When news hit the ASX in April that former Billabong executive Paul Naude and his buyout pals at New York-based Sycamore Partners had won the right to exclusively negotiate with Billabong’s board to acquire the company at 60 cents a share, few doubted a deal would be done.
UBS analyst Ben Gilbert said there was a 70-80 per cent chance the Sycamore bid would succeed. Perhaps that was a little optimistic particularly after Sycamore asked for and was granted an extension in its exclusive takeover talks with Billabong’s board, a signal that Sycamore was discovering all was not what it had foreseen at Billabong. Perhaps Sycamore should have bid 53-55 cents a share for the company, a price that UBS’ Gilbert says the stock is worth. At 55 cents a share Billabong’s enterprise value is $390 million compared with a $415 million enterprise value at 60 cents a share, says Gilbert.
Now after almost two months of talks Billabong says Sycamore has withdrawn its offer. Not only that but rival buyout firm, California-based Altamont Capital Partners, have also stepped back from seeking control of the company. Sycamore and Altamont did not submit a formal takeover bid to Billabong’s board.
Not surprisingly Billabong’s stock has plummeted. AT 1131 AEST they were down 20 cents, or 44 per cent, to 25.5 cents. Billabong’s shares have fallen 71 per cent since February 22 when it revealed a net loss of $536.6 million in the six months to December 31.
Today in an ASX statement, Billabong said Sycamore and Altamont are in discussions with its board for “alternative refinancing and asset sale transactions, the proceeds of which would be used to repay in full the company’s existing syndicated debt facilities”.
As of December 31 Billabong had net debt of $152.2 million. Gilbert at UBS says Billabong needs to raise $100 million “in the absence of a bid”. The distraction of the latest bid and deteriorating retail conditions is not helping Billabong’s fundamental business. Management is distracted.
Billabong today said its “Australasian trading is below expectations” particularly at its Australian stores. On a comparable store basis, year-to-date sales are 5.4 per cent below the same period a year ago. Gross profit is down 2.3 per cent in the year-to-date from the same period a year ago.
Not surprisingly, in Europe Billabong says its business “remains weak”. An e-commerce start-up has had losses “$4 million larger than anticipated”.
All this has resulted in the company cutting its earnings before interest, taxation, depreciation and amortisation by as much as 21 per cent, to $67 million from a February forecast of as much as $85 million.
Billabong won’t comment whether or how much of a stake, if any, the buyout firms want for injecting cash into a business that is plainly deteriorating before their very eyes.
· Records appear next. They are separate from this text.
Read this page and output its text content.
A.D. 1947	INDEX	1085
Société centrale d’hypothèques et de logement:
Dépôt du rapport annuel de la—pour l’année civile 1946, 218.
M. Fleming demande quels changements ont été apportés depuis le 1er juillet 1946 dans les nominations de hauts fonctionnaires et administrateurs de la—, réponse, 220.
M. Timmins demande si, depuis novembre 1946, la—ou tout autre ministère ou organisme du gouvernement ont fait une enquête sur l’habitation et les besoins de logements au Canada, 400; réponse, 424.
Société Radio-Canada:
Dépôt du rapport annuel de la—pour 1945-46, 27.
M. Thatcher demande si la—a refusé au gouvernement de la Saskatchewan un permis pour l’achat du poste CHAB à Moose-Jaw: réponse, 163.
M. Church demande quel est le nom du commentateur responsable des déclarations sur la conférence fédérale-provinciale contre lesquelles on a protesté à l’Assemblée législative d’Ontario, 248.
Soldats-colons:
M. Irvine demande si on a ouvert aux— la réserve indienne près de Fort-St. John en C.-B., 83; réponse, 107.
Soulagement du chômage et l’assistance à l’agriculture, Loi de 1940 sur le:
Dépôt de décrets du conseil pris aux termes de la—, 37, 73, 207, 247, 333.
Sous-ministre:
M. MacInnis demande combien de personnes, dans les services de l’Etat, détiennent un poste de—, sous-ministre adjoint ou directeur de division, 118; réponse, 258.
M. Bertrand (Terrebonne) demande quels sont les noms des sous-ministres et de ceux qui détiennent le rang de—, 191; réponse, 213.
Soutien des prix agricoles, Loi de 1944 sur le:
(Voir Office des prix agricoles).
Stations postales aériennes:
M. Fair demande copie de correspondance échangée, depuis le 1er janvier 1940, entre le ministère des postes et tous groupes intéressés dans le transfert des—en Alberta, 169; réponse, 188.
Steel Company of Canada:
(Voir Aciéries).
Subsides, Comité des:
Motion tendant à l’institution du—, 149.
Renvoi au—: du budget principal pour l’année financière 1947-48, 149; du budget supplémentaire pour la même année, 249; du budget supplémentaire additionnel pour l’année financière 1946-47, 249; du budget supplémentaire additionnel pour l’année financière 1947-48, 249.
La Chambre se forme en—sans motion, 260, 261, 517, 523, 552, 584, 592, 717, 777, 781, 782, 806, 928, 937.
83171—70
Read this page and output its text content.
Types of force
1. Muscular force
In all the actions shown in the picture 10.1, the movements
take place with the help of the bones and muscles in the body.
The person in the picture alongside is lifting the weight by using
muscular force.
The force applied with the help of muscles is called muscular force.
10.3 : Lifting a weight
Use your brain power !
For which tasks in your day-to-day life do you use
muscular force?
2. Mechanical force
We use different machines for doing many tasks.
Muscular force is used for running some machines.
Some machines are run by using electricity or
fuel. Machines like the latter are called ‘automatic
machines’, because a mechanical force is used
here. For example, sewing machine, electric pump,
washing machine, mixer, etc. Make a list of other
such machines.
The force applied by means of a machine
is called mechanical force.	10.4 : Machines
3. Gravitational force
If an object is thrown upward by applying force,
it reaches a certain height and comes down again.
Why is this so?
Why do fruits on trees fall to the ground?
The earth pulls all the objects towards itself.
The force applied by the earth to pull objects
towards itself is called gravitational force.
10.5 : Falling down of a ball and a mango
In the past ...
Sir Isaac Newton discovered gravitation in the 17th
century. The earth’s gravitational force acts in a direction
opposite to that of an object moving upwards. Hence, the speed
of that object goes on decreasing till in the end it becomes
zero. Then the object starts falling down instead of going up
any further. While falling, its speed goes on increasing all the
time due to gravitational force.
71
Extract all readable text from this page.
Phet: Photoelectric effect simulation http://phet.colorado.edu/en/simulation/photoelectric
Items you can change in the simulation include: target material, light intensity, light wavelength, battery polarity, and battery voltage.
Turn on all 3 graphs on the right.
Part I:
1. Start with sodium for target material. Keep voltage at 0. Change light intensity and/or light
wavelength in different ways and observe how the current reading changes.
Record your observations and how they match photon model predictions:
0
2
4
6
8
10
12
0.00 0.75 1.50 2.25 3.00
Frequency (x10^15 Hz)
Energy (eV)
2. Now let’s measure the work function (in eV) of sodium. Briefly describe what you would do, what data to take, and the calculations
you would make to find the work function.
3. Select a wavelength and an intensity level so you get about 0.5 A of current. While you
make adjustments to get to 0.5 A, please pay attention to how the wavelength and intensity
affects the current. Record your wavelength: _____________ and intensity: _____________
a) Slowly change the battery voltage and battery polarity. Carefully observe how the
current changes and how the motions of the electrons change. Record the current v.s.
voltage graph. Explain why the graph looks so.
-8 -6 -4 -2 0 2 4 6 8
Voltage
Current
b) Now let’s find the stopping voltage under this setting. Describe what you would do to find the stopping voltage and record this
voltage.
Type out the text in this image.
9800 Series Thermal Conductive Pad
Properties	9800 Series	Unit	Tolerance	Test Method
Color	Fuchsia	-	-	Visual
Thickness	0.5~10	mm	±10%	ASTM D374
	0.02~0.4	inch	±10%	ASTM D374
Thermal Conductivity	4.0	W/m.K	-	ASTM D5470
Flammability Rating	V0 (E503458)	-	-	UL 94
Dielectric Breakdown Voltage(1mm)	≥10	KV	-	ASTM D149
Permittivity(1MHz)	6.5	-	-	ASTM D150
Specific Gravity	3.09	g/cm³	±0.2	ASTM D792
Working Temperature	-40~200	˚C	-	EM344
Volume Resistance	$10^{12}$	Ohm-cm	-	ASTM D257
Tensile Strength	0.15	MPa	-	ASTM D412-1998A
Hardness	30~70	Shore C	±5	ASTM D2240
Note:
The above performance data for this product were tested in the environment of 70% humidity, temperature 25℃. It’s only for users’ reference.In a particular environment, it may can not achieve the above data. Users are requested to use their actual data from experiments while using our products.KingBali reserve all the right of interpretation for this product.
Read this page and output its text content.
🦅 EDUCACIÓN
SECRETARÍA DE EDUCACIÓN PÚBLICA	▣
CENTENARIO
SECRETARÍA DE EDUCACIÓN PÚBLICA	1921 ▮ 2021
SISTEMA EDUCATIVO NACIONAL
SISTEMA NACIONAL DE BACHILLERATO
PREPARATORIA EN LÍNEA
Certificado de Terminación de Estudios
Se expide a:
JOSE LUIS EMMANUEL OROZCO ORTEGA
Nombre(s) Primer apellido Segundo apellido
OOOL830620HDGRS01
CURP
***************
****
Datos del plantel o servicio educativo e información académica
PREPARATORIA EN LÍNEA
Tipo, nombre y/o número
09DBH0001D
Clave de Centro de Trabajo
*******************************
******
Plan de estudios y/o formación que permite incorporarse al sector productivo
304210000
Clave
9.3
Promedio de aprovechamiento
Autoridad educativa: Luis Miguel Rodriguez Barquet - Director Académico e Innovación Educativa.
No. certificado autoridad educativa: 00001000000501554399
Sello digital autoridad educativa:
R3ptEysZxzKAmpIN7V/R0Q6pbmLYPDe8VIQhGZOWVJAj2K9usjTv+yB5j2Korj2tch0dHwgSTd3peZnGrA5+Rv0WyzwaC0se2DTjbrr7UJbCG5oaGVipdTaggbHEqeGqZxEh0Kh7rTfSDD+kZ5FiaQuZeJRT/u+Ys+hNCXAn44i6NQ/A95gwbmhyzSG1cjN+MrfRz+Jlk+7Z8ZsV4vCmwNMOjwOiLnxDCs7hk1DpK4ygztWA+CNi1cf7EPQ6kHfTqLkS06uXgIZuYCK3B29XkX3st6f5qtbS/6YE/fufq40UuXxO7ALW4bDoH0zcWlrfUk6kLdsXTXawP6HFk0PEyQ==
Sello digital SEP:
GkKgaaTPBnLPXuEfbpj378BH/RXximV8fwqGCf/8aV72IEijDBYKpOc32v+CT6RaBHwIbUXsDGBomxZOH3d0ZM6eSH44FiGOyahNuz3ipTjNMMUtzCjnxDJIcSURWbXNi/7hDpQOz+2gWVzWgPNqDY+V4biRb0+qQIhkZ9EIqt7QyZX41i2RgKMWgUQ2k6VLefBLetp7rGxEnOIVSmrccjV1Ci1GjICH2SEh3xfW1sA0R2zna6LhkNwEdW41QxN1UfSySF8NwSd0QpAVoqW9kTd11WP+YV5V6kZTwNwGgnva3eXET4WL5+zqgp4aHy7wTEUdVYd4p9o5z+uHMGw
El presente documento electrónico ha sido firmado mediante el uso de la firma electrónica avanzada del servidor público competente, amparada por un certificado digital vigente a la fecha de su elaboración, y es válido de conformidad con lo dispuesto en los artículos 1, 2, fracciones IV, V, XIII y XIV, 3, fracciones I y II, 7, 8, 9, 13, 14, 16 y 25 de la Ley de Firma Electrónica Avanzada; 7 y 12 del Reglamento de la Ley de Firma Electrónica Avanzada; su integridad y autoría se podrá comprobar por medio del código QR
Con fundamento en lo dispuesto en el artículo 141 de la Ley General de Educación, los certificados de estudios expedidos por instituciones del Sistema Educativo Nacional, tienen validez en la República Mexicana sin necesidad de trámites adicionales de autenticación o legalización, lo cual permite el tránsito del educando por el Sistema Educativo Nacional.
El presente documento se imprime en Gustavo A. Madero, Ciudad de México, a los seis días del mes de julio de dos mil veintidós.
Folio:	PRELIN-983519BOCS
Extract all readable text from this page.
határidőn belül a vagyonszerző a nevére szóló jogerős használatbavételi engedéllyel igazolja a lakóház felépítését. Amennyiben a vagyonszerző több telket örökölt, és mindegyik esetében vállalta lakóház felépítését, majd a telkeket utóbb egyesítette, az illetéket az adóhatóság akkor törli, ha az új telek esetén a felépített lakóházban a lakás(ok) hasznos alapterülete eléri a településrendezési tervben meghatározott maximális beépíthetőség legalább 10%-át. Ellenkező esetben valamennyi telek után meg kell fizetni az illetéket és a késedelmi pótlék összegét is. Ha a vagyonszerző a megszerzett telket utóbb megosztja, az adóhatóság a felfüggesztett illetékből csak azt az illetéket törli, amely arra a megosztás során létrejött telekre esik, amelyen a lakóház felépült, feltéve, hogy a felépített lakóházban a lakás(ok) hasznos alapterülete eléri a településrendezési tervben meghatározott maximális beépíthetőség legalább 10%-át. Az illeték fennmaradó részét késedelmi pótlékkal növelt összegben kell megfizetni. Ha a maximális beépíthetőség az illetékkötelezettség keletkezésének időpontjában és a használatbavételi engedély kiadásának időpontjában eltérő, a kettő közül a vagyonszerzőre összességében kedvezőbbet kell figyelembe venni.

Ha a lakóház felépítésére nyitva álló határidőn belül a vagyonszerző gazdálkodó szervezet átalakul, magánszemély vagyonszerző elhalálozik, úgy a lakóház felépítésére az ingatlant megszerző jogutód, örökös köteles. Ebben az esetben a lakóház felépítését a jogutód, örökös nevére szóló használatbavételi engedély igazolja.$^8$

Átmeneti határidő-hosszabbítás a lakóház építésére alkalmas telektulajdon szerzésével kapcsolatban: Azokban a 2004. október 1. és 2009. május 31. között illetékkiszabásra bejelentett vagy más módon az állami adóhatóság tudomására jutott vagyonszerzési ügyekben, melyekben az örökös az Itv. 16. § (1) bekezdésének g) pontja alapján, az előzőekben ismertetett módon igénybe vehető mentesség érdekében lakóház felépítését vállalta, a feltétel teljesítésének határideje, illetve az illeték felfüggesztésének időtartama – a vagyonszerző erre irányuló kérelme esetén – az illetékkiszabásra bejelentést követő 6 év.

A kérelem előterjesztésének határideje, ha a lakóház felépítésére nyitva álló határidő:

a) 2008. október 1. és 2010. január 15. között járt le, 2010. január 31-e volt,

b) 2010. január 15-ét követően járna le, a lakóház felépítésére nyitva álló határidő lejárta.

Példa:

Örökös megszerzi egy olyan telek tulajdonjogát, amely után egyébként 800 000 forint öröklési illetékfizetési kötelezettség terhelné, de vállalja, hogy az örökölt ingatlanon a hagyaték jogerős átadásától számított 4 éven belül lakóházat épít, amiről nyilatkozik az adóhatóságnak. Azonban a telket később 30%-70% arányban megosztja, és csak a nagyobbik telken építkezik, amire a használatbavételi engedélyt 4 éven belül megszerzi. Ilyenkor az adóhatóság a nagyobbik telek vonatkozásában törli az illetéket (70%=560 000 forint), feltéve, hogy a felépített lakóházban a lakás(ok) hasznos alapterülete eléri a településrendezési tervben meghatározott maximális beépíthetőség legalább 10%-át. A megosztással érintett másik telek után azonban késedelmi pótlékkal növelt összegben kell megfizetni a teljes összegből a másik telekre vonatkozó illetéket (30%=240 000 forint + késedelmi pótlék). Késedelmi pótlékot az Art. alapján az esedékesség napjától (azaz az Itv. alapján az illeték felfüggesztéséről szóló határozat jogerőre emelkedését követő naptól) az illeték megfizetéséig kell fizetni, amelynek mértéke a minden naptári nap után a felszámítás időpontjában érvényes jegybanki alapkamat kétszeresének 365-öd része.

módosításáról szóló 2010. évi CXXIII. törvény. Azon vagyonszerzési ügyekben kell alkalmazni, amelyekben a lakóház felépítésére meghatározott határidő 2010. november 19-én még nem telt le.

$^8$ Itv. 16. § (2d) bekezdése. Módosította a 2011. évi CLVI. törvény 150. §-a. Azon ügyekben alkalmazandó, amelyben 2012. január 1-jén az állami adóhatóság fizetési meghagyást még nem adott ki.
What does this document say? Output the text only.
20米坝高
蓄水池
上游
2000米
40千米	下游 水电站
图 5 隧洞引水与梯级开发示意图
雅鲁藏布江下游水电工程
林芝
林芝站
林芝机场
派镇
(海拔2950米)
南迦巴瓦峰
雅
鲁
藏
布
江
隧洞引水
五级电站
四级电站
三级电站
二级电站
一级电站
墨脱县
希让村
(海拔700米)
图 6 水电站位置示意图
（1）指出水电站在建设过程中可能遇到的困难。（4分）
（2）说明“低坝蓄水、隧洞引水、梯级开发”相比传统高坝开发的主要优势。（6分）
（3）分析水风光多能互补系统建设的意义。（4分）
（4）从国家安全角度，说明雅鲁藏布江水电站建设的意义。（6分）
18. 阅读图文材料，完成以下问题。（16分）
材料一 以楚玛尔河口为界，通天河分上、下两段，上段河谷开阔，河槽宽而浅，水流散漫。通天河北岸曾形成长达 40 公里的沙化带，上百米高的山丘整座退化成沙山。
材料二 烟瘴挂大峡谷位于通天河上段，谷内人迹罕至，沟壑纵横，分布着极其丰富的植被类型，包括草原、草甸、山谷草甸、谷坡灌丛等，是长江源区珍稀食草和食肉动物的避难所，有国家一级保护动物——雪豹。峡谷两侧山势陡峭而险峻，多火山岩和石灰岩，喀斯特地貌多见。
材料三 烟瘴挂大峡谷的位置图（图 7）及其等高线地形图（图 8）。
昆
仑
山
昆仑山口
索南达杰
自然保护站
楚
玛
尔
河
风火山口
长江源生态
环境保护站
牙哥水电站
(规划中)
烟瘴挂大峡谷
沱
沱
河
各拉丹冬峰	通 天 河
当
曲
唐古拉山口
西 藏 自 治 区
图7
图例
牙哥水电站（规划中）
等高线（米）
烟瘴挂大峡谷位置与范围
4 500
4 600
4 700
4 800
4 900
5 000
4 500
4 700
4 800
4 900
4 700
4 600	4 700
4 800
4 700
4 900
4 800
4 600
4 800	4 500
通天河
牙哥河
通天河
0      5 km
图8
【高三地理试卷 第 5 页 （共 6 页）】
Perhaps the two private equity buyers are keeping discussions going knowing they can pick up the most valuable parts of the business – perhaps the Australian and US operations while scaling back forays into non surfwear items – if they stick around and submit various debt refinancing schemes to Billabong's board while the company gets more desperate as its cash flow deteriorates.
That is a gloomy prospect for those who have not sold out of Billabong stock.